CVE-2025-10155: Bypassing picklescan Control with Remote Code Execution

ISGroup Cybersecurity

Product Definition: Picklescan is a security tool designed to scan Python pickle files for malicious code before they are deserialized. It is widely used in Machine Learning (ML) and MLOps environments to mitigate the risk of Remote Code Execution (RCE) when loading models or data from untrusted sources. Its primary function is to act as a security barrier within the ML supply chain.

Risk Profile: This vulnerability allows for a complete bypass of the tool’s scanning capabilities, posing a high risk of unauthenticated Remote Code Execution. An attacker can craft a malicious file that a vulnerable version of Picklescan will incorrectly classify as safe. Any downstream application that trusts this result and loads the file will be compromised. The vulnerability undermines the tool’s core security guarantee.

Threat Intelligence: A public proof-of-concept exploit is available. However, there are currently no known cases of active exploitation of this vulnerability. It is not present in the CISA Known Exploited Vulnerabilities (KEV) catalog.

Exposure Surface: Organizations are at risk if they use Picklescan versions up to and including 0.0.30 in automated workflows, such as CI/CD pipelines for model validation or public model ingestion platforms. Individual developers and data scientists who rely on the tool to verify third-party models are also exposed.

Productpicklescan
Date2025-12-04 12:14:50

Technical Summary

Root Cause Analysis: The vulnerability is a CWE-20: Improper Input Validation issue in the file parsing logic.
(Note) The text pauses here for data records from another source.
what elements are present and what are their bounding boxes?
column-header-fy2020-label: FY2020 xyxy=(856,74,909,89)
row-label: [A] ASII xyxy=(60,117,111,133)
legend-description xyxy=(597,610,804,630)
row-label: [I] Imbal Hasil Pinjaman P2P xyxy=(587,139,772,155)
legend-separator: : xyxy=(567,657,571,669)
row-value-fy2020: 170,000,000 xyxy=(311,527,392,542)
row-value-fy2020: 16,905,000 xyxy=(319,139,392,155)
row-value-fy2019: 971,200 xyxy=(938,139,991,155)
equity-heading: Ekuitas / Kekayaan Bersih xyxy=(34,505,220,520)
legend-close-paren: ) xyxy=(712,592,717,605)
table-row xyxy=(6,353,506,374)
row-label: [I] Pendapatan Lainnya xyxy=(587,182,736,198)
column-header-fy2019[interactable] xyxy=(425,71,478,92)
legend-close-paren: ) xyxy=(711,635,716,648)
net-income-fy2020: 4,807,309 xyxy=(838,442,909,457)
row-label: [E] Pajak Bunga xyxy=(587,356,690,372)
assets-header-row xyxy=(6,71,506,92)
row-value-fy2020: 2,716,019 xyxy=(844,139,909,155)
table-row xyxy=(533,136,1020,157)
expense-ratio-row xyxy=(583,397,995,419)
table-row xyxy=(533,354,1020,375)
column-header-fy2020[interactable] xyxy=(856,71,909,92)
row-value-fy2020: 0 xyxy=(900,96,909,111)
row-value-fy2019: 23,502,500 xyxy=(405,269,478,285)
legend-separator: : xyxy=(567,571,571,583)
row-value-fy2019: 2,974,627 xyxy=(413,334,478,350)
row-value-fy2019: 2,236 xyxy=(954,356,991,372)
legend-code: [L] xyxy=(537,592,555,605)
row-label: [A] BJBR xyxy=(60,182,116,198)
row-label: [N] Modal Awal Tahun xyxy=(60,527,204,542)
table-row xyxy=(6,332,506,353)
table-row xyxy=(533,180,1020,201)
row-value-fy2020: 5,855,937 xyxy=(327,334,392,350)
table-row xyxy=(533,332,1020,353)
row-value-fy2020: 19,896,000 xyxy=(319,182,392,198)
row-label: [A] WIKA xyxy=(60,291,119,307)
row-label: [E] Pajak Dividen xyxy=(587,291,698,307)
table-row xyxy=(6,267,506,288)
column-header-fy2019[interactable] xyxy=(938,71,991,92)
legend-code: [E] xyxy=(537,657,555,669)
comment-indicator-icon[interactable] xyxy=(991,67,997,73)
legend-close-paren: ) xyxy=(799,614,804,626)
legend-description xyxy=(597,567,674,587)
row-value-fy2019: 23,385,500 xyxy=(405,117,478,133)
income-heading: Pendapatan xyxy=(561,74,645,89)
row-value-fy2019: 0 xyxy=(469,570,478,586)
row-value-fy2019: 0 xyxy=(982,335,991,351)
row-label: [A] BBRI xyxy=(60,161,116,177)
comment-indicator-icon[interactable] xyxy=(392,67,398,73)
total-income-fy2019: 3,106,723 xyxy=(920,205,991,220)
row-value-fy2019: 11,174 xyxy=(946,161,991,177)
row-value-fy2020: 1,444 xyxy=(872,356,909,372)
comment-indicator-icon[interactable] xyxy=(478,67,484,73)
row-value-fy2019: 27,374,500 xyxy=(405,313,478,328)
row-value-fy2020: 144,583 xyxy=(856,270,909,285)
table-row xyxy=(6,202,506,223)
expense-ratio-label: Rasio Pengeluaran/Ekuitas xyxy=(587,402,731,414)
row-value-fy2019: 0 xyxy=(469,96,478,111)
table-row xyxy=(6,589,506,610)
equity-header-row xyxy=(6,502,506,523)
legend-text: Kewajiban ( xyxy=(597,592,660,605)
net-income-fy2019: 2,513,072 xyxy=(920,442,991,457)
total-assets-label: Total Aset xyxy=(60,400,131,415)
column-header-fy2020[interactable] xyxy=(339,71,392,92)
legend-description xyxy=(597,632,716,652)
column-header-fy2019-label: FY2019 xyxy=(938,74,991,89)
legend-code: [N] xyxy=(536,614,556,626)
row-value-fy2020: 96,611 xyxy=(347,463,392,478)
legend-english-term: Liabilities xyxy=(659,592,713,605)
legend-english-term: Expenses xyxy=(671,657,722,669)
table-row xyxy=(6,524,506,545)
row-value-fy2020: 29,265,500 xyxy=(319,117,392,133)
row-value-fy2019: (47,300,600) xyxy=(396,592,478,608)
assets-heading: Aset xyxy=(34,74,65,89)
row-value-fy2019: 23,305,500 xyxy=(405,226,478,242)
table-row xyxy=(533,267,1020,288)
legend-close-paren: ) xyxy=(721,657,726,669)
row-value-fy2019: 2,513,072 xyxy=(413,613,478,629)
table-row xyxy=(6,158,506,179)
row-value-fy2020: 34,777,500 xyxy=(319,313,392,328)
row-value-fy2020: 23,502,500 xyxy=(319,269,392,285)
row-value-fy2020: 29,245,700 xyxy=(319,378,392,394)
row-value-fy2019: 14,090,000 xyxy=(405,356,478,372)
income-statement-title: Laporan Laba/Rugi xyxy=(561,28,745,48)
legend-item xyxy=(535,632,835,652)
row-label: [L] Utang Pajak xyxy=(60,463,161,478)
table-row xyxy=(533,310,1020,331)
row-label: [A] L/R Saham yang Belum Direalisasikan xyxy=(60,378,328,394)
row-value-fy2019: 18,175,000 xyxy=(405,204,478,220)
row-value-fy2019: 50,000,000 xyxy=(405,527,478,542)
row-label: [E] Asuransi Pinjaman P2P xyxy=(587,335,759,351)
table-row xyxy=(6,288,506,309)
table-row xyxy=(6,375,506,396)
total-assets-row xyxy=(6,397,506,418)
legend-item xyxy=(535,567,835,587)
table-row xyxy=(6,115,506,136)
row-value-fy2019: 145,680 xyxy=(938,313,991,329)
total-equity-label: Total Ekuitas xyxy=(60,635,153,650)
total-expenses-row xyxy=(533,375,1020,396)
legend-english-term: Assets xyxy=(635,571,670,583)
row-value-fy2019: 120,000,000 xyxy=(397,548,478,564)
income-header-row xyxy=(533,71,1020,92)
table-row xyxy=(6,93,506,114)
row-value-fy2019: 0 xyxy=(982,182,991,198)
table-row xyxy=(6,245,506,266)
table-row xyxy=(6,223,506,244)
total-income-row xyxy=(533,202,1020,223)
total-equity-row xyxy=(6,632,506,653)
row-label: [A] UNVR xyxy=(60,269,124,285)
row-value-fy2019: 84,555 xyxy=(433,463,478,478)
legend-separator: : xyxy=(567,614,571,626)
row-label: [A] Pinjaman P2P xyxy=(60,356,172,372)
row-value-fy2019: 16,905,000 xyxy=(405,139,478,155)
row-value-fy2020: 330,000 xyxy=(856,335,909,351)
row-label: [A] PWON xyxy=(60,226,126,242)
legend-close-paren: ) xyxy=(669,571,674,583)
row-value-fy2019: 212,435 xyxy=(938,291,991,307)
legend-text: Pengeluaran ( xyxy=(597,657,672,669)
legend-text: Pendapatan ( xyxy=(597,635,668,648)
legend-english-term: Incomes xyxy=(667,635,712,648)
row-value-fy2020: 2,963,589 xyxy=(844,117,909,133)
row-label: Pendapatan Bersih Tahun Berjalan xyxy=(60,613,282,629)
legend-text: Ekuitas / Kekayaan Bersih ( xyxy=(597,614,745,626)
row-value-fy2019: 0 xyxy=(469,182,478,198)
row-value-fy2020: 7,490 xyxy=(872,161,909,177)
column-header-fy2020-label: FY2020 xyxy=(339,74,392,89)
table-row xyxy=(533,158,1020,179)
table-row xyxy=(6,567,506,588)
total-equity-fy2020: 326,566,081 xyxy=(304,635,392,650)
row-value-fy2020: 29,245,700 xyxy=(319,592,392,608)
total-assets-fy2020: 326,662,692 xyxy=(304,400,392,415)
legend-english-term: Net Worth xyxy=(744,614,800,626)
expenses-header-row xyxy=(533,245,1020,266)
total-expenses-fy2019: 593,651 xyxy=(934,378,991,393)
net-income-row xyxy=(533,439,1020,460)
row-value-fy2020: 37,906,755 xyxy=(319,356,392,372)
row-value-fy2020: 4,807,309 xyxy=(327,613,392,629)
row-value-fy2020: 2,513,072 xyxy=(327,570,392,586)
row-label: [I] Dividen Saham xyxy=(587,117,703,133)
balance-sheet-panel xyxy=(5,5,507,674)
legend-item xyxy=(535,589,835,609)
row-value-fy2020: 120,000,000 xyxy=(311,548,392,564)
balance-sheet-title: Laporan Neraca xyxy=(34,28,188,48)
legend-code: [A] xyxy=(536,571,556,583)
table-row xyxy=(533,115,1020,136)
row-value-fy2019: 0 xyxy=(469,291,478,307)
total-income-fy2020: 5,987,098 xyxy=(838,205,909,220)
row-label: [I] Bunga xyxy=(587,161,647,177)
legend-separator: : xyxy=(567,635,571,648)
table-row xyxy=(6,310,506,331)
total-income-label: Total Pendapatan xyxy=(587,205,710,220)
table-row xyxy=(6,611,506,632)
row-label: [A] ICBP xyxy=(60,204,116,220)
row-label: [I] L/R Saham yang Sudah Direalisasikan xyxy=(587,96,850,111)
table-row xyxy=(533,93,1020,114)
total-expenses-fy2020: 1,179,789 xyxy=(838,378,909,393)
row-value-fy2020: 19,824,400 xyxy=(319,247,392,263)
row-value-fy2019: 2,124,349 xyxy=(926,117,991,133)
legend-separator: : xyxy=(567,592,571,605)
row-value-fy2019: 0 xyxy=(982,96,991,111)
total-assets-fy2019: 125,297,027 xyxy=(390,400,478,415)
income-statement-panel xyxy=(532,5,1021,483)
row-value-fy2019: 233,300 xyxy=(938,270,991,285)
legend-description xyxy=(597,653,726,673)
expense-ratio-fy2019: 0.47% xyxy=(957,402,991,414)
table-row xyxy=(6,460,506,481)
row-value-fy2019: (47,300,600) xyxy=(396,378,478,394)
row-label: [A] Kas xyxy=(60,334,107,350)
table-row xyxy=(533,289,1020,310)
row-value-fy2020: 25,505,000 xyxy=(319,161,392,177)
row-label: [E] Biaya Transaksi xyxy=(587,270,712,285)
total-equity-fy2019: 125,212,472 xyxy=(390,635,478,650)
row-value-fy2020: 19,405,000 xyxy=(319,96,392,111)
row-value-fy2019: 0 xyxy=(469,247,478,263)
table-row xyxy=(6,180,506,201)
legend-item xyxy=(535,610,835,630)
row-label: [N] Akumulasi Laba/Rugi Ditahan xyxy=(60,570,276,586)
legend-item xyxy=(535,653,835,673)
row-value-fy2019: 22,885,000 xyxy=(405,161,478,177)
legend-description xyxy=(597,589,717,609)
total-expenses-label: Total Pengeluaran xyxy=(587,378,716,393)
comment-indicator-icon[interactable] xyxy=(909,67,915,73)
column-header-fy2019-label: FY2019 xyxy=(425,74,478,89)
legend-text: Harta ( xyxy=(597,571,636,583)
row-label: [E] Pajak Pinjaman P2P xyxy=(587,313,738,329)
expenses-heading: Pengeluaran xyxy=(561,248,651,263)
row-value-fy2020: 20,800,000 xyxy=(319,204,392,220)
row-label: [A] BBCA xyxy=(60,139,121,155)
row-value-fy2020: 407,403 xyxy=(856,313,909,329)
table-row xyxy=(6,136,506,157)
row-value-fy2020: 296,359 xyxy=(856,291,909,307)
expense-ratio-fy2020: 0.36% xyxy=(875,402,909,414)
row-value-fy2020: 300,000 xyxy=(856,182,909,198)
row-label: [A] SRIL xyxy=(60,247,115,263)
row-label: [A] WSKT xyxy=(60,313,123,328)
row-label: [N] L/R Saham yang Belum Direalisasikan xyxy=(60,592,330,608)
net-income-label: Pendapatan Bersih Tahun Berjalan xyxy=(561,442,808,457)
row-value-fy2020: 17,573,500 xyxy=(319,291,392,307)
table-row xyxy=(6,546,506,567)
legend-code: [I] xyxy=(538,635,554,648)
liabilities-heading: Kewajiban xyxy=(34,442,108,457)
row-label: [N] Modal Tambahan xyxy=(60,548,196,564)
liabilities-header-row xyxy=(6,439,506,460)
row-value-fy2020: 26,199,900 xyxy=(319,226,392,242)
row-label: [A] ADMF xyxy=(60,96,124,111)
Picklescan modifies the scan severity level based on the file extension. When it encounters a file with an extension associated with PyTorch (e.g., .pt, .pth), it does not perform a deep inspection for dangerous pickle opcodes. This allows a standard malicious pickle payload, which would normally be detected, to completely evade analysis if encapsulated in a file with one of these extensions.

Step-by-Step Attack Chain:

  1. Payload Creation: An attacker creates a malicious payload using standard Python pickle serialization techniques. This typically involves using the __reduce__ method to call a dangerous function, such as os.system or subprocess.run.
  2. Evasion: The attacker saves the malicious pickle file with a PyTorch-associated extension, for example, malicious_model.pt.
  3. Scan Bypass: The vulnerable version of Picklescan is invoked to scan malicious_model.pt. Due to the improper validation logic linked to the .pt extension, the tool fails to identify the dangerous opcodes and reports the file as safe.
  4. Execution: A downstream application or developer, trusting the scan result, loads the file using a standard function like pickle.load(). The deserialization process executes the embedded payload, triggering Remote Code Execution on the host system with the application’s privileges.

Conceptual Code Logic: The following example illustrates the dangerous pattern, but it is not a direct exploit. The vulnerability lies in the fact that Picklescan fails to detect such structures in .pt files.

# Conceptual example of a Malicious Pickle object
# An attacker inserts this structure into a .pt file to bypass the scanner.
# This code is for illustrative purposes only.

import os

class Exploit:
    def __reduce__(self):
        # This function is called automatically during deserialization.
        # An attacker would insert a command to be executed on the target system.
        cmd = ("echo 'Code execution achieved' > /tmp/pwned")
        return (os.system, (cmd,))

# When a program calls pickle.load() on a file containing this serialized object,
# os.system(cmd) is executed.

Affected Versions:

  • Vulnerable: Picklescan versions up to and including 0.0.30
  • Fixed: The fix is available starting from Picklescan version 0.0.31

Recommendations

  • Immediate Update: Update the mmaitre314/picklescan tool to version 0.0.31 or later to apply the security fix.
  • Mitigations:
    • If you cannot patch immediately, reconfigure security workflows to reject all files with .pt or .pth extensions, or treat them as inherently unsafe regardless of the scan result.
    • Switch to more secure model serialization formats that do not carry execution risks, such as safetensors.

  • Hunting and Monitoring:

    • Retroactively scan all existing .pt and .pth files in model repositories using the updated version of Picklescan to identify previously undetected malicious models.
    • Monitor logs of applications that deserialize model files. Look for anomalous child processes launched (e.g., sh, bash, curl, powershell) by the application process.
    • Review network logs for suspicious outbound connections originating from hosts handling model loading and inference.

  • Incident Response:

    • If a compromise is suspected, immediately isolate the affected host from the network to prevent lateral movement.
    • Preserve the suspicious model file and relevant application/system logs for forensic analysis.
    • Assume that all credentials, keys, and sensitive data accessible by the compromised host have been exfiltrated and initiate rotation and invalidation procedures.

  • Defense in Depth:

    • Perform model loading and data processing in sandboxed or containerized environments with minimal privileges and no network access.
    • Implement strict network segmentation to ensure that even in the event of RCE, the attacker’s reach is contained.